Funding falling short?

But the Vegetarian Society of Denmark complained that goals and funding were missing. "Denmark is the first country to develop an action plan specifically for plant-based foods. Therefore, the plan itself is internationally groundbreaking. It is also positive that there is focus on so many aspects—ranging from research, product development, and export of Danish products to the training of kitchen professionals. We have received a lot of inquiries from NGOs, politicians, and businesses abroad, all who have been just as eagerly awaiting the action plan as we have​," said Rune-Christoffer Dragsdahl, the Secretary General of the Vegetarian Society of Denmark.

“For example, the plan mentions the upgrading of personnel in public and private kitchens, as well as a greater focus on plant-based diets in primary schools and higher education, as areas for intervention. This is something the Vegetarian Society of Denmark has long pointed out as necessary if the plan to make Denmark a plant-based pioneer is to succeed.”

However, there is room for a wide range of improvements if politicians' ambitions are to be fulfilled.
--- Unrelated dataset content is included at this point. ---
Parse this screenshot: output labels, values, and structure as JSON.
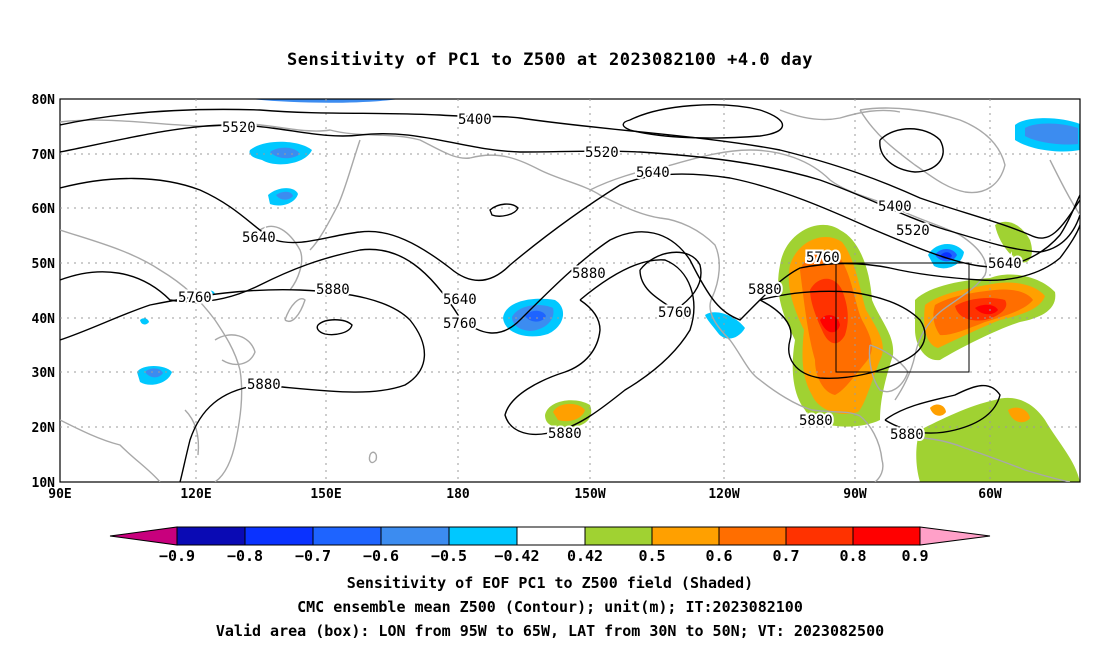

For instance, policies for public kitchens are missing, as is a review of all relevant education programs, and most importantly, funding on a much larger scale.”

There is evidence, meanwhile, that consumer demand particularly in the plant-based meat category is flagging.

“The Plant Fund, which closed its first application round for a fund of DKK 58 million (€7.78 million) in the autumn, was massively oversubscribed,”​ said Dragsdah. “This suggests that the plant-based sector is still severely underfunded in relation to the need. Recommendations from experts at several of the country's universities also indicate that at least six times the amount should be invested—recommended at DKK 600 million (€80 million) annually—in a targeted effort for plant-based foods in Denmark alone.”